It was rough and cheerless going. There were no trails. Once, toward noon, while he was munching chocolate to appease his empty stomach, he suddenly came upon a sort of runway, a beaten trail. He stepped into this easier path but had taken but a few steps when he was startled by the vicious rush of a swift object that whizzed up through the air and tore through a fold of his loose riding breeches, then swung back before his eyes to vibrate into stillness. It was a bamboo dagger, sharpened to a keen edge and point, hardened by charring in a slow fire. Fastened to a young sapling, it had been bent down over the trail and secured by a trigger his foot had released in passing. Level with his thigh, it had been designed to pierce the abdomen of the Hillmen's natural foes. He bent to examine the glutinous material with which the dagger was poisoned, and paled as he considered his close escape. Such a death—in such a place....

After assuring himself that his skin had not been broken by the balatak, he stepped gingerly off the trail and made his way upward, carefully avoiding every inch of ground that appeared suspicious. With each mile of ascent the way grew steeper, the forest deeper and darker, the green ceiling reared higher on more massive trunks.

In mid afternoon he noticed that he was passing through a zone of utter forest silence. There were no relieving sounds of voice or wing or padded foot. It was appalling. Nothing in his vivid experiences had approached the menace of these silent trees.

Pausing to rest in an area where an unusual amount of indirect light filtered down through the lofty screen of leaves he looked about him, found no tree he could identify, and felt the hostility that strange growths radiate. His thoughts flew back to the security and friendliness of the elms and maples of his boyhood haunts. As he peered through the endless avenues of trunks that rose from the dark slope, he learned what fear is. But he went on, faster.

An hour later, clambering over the trunk of a huge windfall that blocked his path, he jumped down upon something that half pierced the heel of his heavy shoe. Leaning back upon the big log he tugged till the foot was released. He had landed upon a carpet of leaves which concealed a number of sharpened bamboo stakes bedded deep in the ground, point upward. Raking out the leaves with a stick, he uncovered a nest of sixteen spearheads smeared with the brown venom.

Forced to study his every footfall, he made slower progress. He was far up the great slope when he noticed that the tangled underbrush had given way to a smooth carpet of leaves. Night was near, so he halted when he came to an open spot, a place where volcanic rock precluded vegetable growth. Water, steaming hot, poured from a fissure.

It was the first time he had sighted the sky since morning, and here he saw the only sign of life the day had afforded. Two gray pigeons flew side by side across the opening in the trees, winging toward the crest of the mountain.

Sleep did not come to him. All through the night he sat by the fire, staring out into the ruddy circle of vision illumined by the blaze, peering into the shadows cast by the great trunks. Once a dead limb fell from a towering tree that stood just at the edge of the circle of light: he started violently, his hand darting into his shirt front to his gun. He relaxed, slowly. Big drops of moisture dripped from the invisible treetops. Thinking it nearly dawn he consulted his watch. It was eleven o'clock.

Suddenly he sensed that he was no longer alone, felt the presence of stealthy forms in the surrounding darkness, heard a twig snap in the still forest behind him. He waited, tense, the hair at the back of his neck stiffening as he thought of blowpipes and of darts poisoned by steeping in the putrid entrails of wild hogs.

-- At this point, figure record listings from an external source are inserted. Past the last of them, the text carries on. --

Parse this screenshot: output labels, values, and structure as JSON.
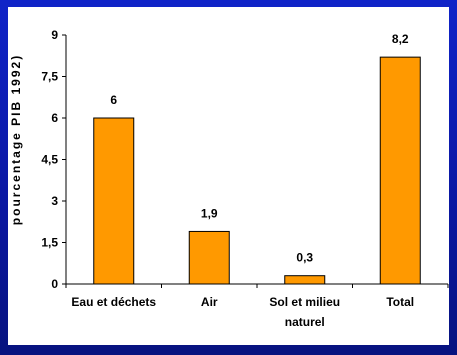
{
  "chart_data": {
    "type": "bar",
    "categories": [
      "Eau et déchets",
      "Air",
      "Sol et milieu naturel",
      "Total"
    ],
    "category_lines": [
      [
        "Eau et déchets"
      ],
      [
        "Air"
      ],
      [
        "Sol et milieu",
        "naturel"
      ],
      [
        "Total"
      ]
    ],
    "values": [
      6,
      1.9,
      0.3,
      8.2
    ],
    "data_labels": [
      "6",
      "1,9",
      "0,3",
      "8,2"
    ],
    "ylabel": "pourcentage PIB 1992)",
    "ylim": [
      0,
      9
    ],
    "yticks": [
      0,
      1.5,
      3,
      4.5,
      6,
      7.5,
      9
    ],
    "ytick_labels": [
      "0",
      "1,5",
      "3",
      "4,5",
      "6",
      "7,5",
      "9"
    ],
    "grid": false,
    "colors": {
      "bar": "#ff9900",
      "bar_stroke": "#000000",
      "background": "#0b1aa8",
      "panel": "#ffffff"
    }
  }
}
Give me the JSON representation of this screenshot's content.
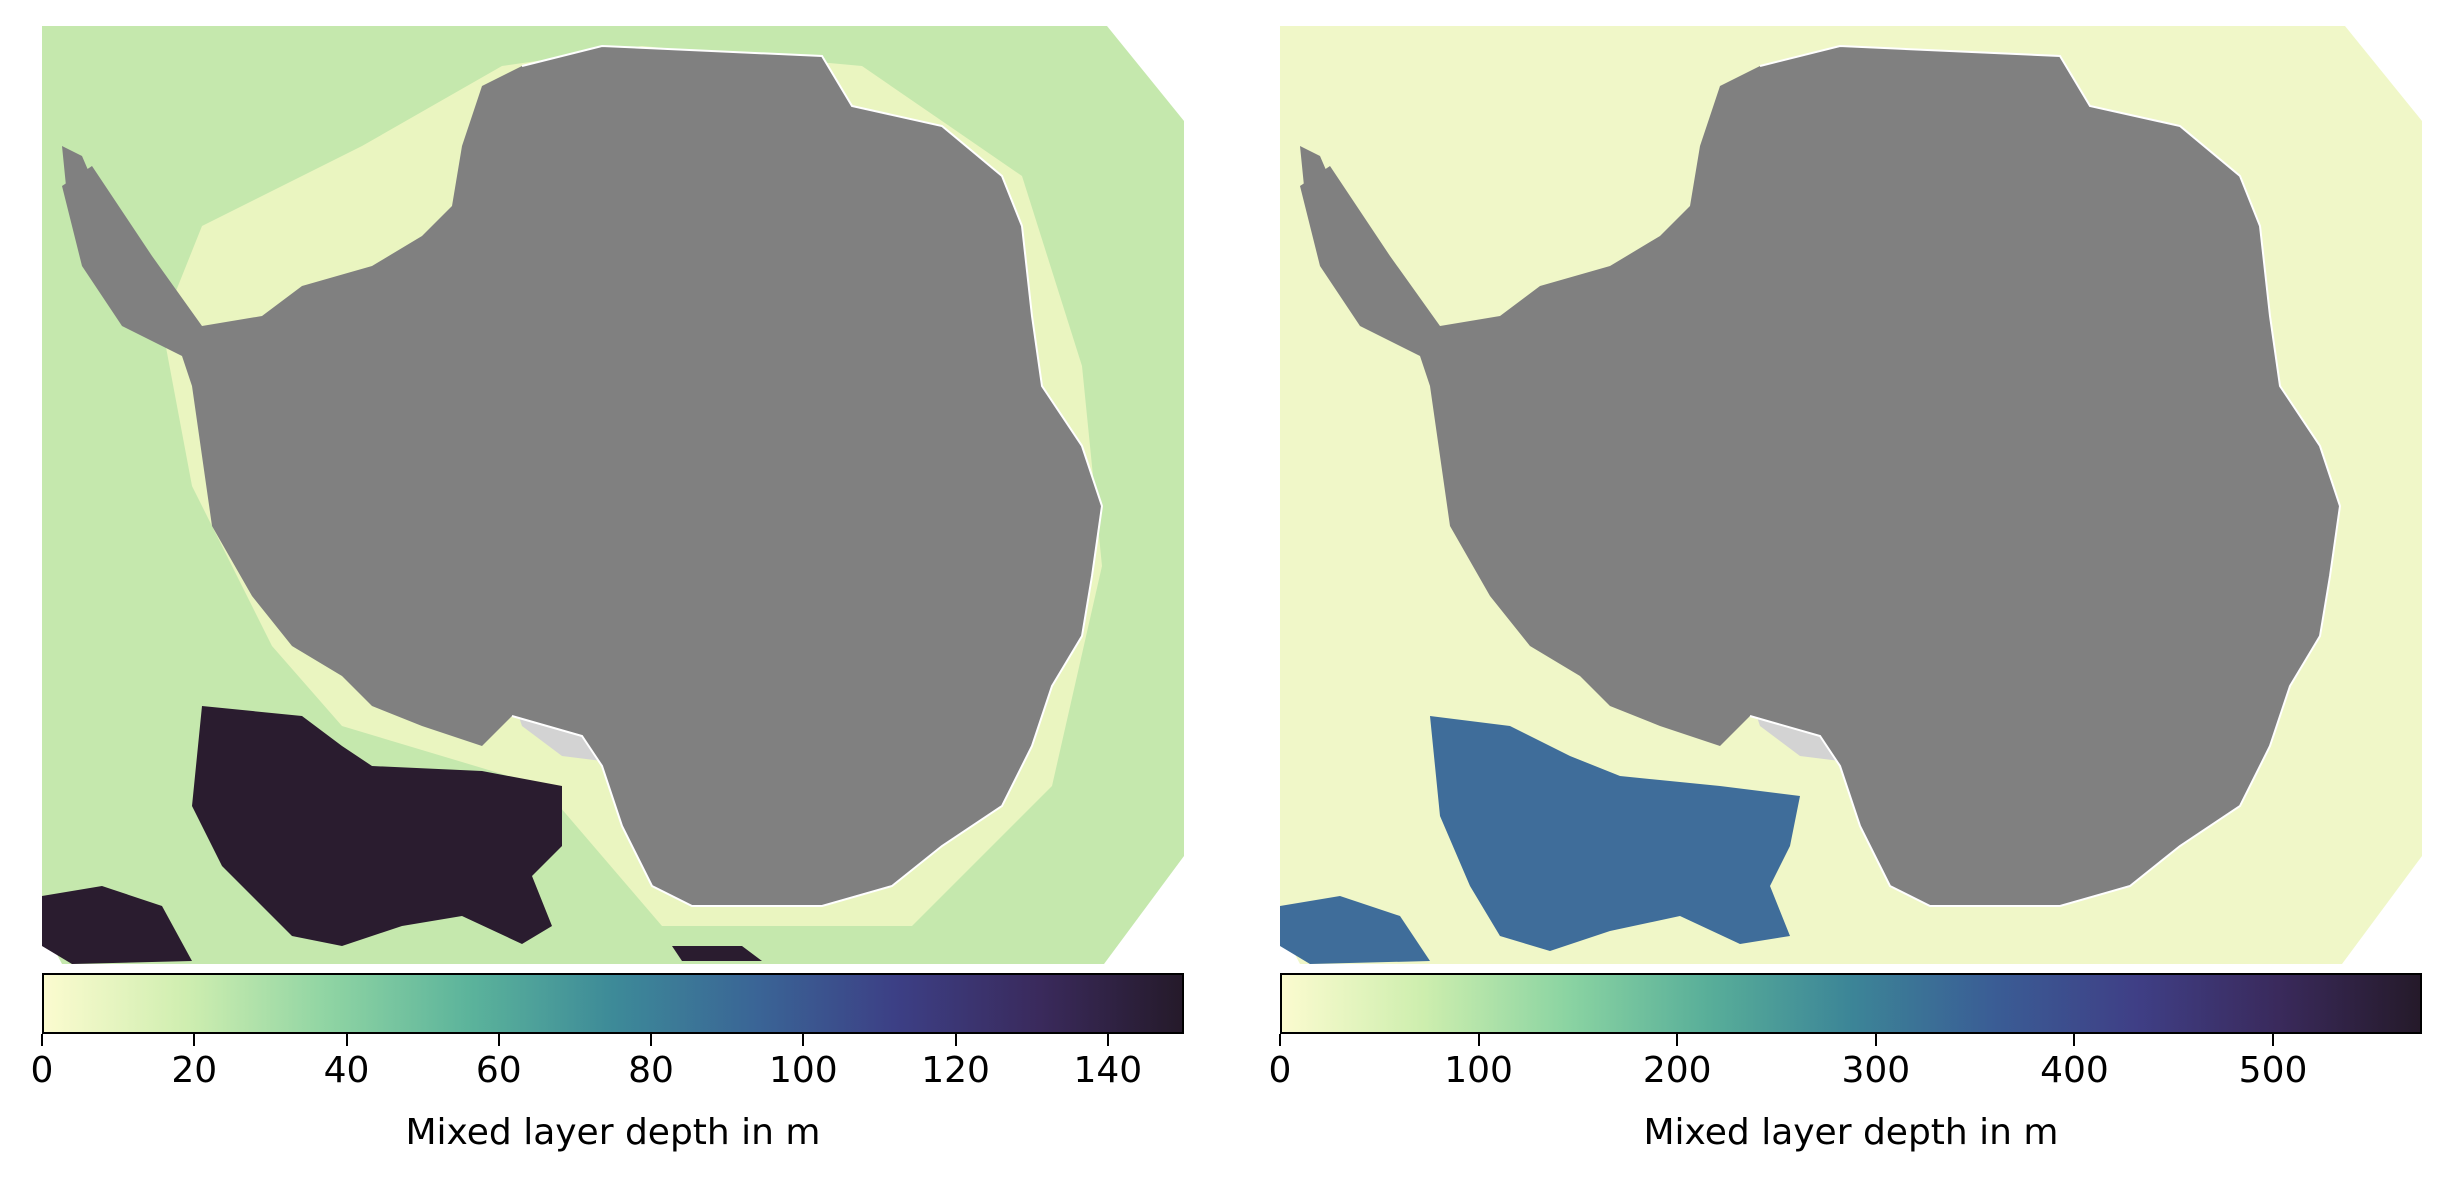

He felt the scrutiny of hostile eyes. Certain that he detected the movement of an indistinct figure on the rim of the firelight, he threw on a handful of dry twigs hoping to uncover the prowlers, but the flareup revealed only an enlarged circle of great trees and emphasized their shadows. He sat motionless, his eyes focussed sharply upon the spot, and as the fire died down he saw the flicker of a dark form as it darted from the shadow of the tree and dissolved into the bordering gloom.